Back in my twenties I lived West Virginia for a while and I became friendly with the mailman. His wife was a hard working farm woman and they’d lived in Heaters their whole lives. They worked so hard, all the time, every day, despite the fact that they both must’ve been close to 70. When they’d tell a story it was almost always introduced by the year. And the year was always marked with the big event. “Back the year the barn caught on fire…” or “The year they built the church…”

When you grow up in the suburbs you don’t learn North from South. And when you grow up in the suburbs you don’t learn to tell time by years. It’s a matter of context, orientation. I feel like modern life, city life, whatever you want to call it, lacks context. It lacks places and events that clearly orient us. It lacks a tangible timeline.

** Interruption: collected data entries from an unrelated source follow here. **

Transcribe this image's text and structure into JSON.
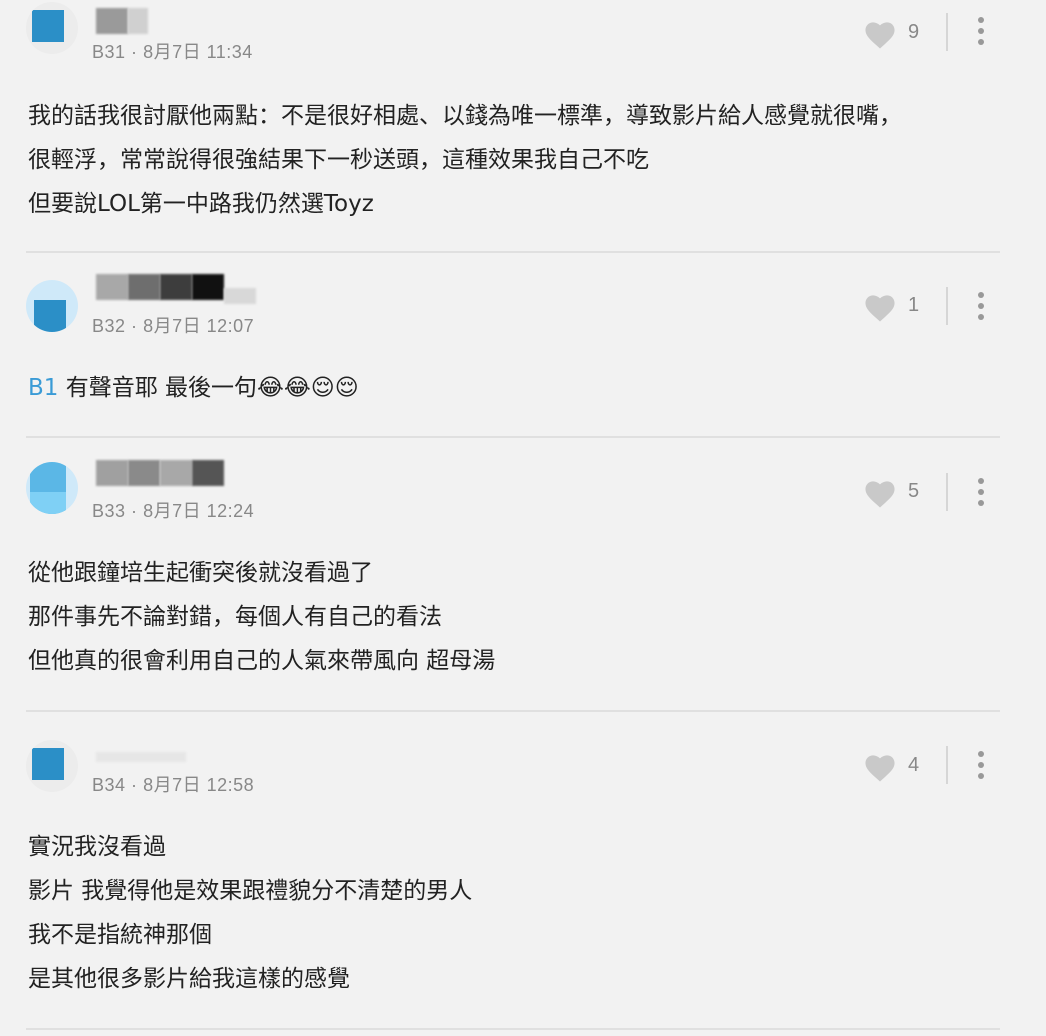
{
  "comments": [
    {
      "floor": "B31",
      "date": "8月7日 11:34",
      "likes": "9",
      "lines": [
        "我的話我很討厭他兩點：不是很好相處、以錢為唯一標準，導致影片給人感覺就很嘴，",
        "很輕浮，常常說得很強結果下一秒送頭，這種效果我自己不吃",
        "但要說LOL第一中路我仍然選Toyz"
      ]
    },
    {
      "floor": "B32",
      "date": "8月7日 12:07",
      "likes": "1",
      "tag": "B1",
      "text": "有聲音耶 最後一句😂😂😌😌"
    },
    {
      "floor": "B33",
      "date": "8月7日 12:24",
      "likes": "5",
      "lines": [
        "從他跟鐘培生起衝突後就沒看過了",
        "那件事先不論對錯，每個人有自己的看法",
        "但他真的很會利用自己的人氣來帶風向 超母湯"
      ]
    },
    {
      "floor": "B34",
      "date": "8月7日 12:58",
      "likes": "4",
      "lines": [
        "實況我沒看過",
        "影片 我覺得他是效果跟禮貌分不清楚的男人",
        "我不是指統神那個",
        "是其他很多影片給我這樣的感覺"
      ]
    }
  ],
  "meta_separator": "·",
  "colors": {
    "background": "#f2f2f2",
    "mention": "#3a9bd6",
    "meta": "#888888",
    "avatar": "#2b8fc7"
  },
  "icons": {
    "like": "heart-icon",
    "more": "more-vertical-icon"
  }
}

So it’s good for a city to have a big snow. Because we’ll remember this year. Our memories of this Christmas will be, I’ll bet, more vivid and specific. Because we had a big weird event that pulled us out of our patterns, pulled us out the blur of days and double yellow lines and faces at the mall. When I think of this Christmas I’ll be oriented, grounded by gingerbread men, wet mittens, a handful of gifts and plenty of space.


Anne Woods said...

Thank you so much for stopping by my blog today. I love that "Next blog" feature too. Your writing is beautiful, and your photos as well. I loved seeing the stork scissors!! It brought back a flood of memories, I remember those in my mother's sewing box too. I seem to recall that they chirp when they open and close.

crochet lady said...

I came across your blog through a comment you left on a friend's blog. I enjoyed your writing. I grew up on a dairy farm, the very unexpected youngest of six. I loved growing up in the country. The fields and trees were my friends and my playground. My dad retired from farming in his late sixties when I was nine. Through the years I have listened to much country wisdom and tales of the old days and big snows. My dad's wonderful tales are now hidden in a cloud of dimenia but he can still play his harmonica. Like you my mom is gone too. Eight years now and sometimes I still miss her so much I choke, so I know the feeling of a hard goodbye as well. I really enjoyed reading some of your posts. Sorry, this is kind of a long hello.